Я со страстью любовался на молодую девушку, и точно, я мог понимать ее скорее, чем всякой другой. Я понял даже необходимое значение одного обстоятельства, которое произвело на Костю неприятное впечатление. Весь дом генерала поставлен был на роскошную ногу, не согласную с состоянием хозяина. Мебель была великолепная, сад отделан изящно, вся прислуга ходила во фраках и белых перчатках, благочиние царствовало такое, что сама Марья Ивановна, войдя в дом, присмирела и говорила мало, боясь сочинить диспарат[107] в такой щегольской обстановке. Роскошь эта была уздою на мачеху.
Обед и вечер прошли тихо и весело. Генеральша явно благоволила к своему пасынку, который точно олицетворял хорошенького мальчика, mignon[108], до которых сорокалетние женщины страшные охотницы.
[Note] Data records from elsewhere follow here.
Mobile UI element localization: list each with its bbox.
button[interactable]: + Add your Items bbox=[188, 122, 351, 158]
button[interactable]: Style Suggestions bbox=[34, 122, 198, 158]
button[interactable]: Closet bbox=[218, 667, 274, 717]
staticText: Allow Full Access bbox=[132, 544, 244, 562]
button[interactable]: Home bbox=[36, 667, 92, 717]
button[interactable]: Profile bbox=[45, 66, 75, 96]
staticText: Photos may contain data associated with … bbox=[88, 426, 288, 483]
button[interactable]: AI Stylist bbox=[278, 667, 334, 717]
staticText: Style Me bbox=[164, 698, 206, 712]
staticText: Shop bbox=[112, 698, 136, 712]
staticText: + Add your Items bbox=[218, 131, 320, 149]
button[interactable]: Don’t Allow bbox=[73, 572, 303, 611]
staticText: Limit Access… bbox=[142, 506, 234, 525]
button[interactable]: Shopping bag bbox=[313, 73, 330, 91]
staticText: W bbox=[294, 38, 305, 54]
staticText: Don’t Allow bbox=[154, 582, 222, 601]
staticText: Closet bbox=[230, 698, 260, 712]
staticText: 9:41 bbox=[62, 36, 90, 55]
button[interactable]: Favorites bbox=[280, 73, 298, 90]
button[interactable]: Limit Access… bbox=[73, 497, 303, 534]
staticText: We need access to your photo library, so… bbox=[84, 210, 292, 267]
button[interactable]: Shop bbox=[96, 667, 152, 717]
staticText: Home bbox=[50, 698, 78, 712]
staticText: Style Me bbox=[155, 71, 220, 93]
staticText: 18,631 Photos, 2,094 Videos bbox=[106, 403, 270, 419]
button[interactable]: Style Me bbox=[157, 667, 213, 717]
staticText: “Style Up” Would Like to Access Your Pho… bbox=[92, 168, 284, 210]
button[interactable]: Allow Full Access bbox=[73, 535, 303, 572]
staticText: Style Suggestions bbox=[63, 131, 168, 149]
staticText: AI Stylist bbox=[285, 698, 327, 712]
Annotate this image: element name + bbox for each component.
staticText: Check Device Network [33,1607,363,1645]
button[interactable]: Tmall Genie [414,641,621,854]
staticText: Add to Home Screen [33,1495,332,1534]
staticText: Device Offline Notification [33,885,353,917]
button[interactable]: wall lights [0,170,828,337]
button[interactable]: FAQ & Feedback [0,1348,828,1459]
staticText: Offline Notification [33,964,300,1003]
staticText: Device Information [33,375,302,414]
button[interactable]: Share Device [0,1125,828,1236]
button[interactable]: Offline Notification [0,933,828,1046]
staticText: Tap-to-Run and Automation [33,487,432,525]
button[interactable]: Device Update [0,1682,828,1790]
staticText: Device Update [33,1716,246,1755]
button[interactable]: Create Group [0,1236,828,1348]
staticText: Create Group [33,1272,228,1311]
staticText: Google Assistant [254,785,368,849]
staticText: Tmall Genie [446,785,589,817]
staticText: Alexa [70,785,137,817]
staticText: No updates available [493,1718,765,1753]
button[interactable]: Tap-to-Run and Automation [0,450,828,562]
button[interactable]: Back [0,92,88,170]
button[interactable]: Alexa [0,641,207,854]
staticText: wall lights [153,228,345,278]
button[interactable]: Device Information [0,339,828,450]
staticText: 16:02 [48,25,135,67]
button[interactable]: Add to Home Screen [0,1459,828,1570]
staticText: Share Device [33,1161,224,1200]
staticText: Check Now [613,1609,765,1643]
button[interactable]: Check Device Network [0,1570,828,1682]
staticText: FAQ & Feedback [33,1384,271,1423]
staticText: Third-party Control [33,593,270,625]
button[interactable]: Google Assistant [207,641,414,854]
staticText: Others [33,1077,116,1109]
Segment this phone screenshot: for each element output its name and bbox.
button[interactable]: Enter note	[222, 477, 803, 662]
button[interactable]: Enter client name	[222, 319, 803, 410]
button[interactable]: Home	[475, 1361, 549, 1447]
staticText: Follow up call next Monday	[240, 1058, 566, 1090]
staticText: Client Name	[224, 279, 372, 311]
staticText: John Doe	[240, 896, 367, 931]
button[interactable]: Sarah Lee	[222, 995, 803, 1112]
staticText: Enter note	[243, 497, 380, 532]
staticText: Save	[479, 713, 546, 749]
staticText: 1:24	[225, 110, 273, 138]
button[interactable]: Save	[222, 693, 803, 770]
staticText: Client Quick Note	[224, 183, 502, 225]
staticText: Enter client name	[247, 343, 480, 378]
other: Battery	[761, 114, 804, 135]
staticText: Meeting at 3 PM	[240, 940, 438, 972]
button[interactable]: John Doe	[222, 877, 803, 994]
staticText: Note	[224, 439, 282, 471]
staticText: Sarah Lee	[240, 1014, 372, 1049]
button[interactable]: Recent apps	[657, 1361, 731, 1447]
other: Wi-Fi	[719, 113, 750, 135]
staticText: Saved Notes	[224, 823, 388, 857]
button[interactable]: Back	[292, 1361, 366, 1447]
Костя будто забыл свое предубеждение к мачехе, шутил с нею, поддразнивал ее, вскакивал из-за стола, затрогивал Вериньку, садился к отцу на колени, дергал его за усы, пил с ним вино, созвал всю прислугу, перецеловался со всеми, отыскал свою кормилицу и привел весь дом в совершенный восторг. Веринька не могла насмотреться на брата, мачеха дала полный отдых своему мужу, — один старик с маленьким недоумением глядел на Костю и будто дивился его бесцеремонным эмилевским выходкам.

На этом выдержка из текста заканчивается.